US 12,333,338 B2
Asynchronous multi-tenant model inferencing on streaming databases
Saigopal Thota, Fremont, CA (US); Mridul Jain, Cupertino, CA (US); Navinder Pal Singh Brar, Abohar (IN); Pragya Jain, Indore (IN); Giridhar Addepalli, Bangalore (IN); Gajendra Alias Nishad Kamat, Los Altos, CA (US); and Santos Kumar Das, Bangalore (IN)
Assigned to WALMART APOLLO, LLC, Bentonville, AR (US)
Filed by Walmart Apollo, LLC, Bentonville, AR (US)
Filed on Oct. 22, 2021, as Appl. No. 17/508,857.
Prior Publication US 2023/0128987 A1, Apr. 27, 2023
Int. Cl. G06F 9/48 (2006.01); G06F 9/50 (2006.01)

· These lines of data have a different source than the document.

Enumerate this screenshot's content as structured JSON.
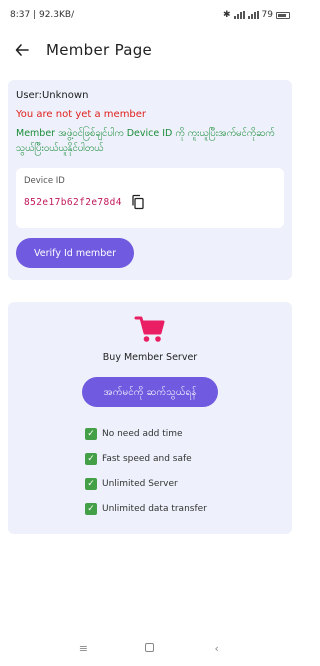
{
  "status_bar": {
    "time_info": "8:37 | 92.3KB/",
    "battery_label": "79"
  },
  "app_bar": {
    "title": "Member Page"
  },
  "user_card": {
    "user_line": "User:Unknown",
    "not_member": "You are not yet a member",
    "info_message": "Member အဖွဲ့ဝင်ဖြစ်ချင်ပါက Device ID ကို ကူးယူပြီးအက်မင်ကိုဆက်သွယ်ပြီးဝယ်ယူနိုင်ပါတယ်",
    "device_label": "Device ID",
    "device_id": "852e17b62f2e78d4",
    "verify_button": "Verify Id member"
  },
  "buy_card": {
    "title": "Buy Member Server",
    "connect_button": "အက်မင်ကို ဆက်သွယ်ရန်",
    "features": [
      "No need add time",
      "Fast speed and safe",
      "Unlimited Server",
      "Unlimited data transfer"
    ]
  },
  "colors": {
    "accent": "#6f5ae0",
    "error": "#e0201c",
    "success": "#1a8c3a",
    "device_id": "#c2185b",
    "card_bg": "#eef1fb"
  }
}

CPC G06F 9/5016 (2013.01) [G06F 9/4881 (2013.01); G06F 2209/485 (2013.01); G06F 2209/5018 (2013.01)] 20 Claims
OG exemplary drawing
 
1. A system comprising:
one or more processors; and
one or more non-transitory computer-readable media storing computing instructions configured to run on the one or more processors and perform:
ingesting streaming events for processing by multiple models, wherein each of the multiple models performs a respective machine-learning inferencing;
mapping each of the streaming events to a model of the multiple models; and
storing each of the streaming events in a respective queue in a respective sequence store of multiple sequence stores, such that a respective one of the multiple models retrieves (i) a respective one of the streaming events in the respective sequence store associated with the respective one of the multiple models and (ii) a respective key corresponding to the respective one of the streaming events from a leaf store, to asynchronously perform the respective machine-learning inferencing based on content of the respective one of the streaming events, wherein the multiple models run independently and in parallel on multi-tenant threads.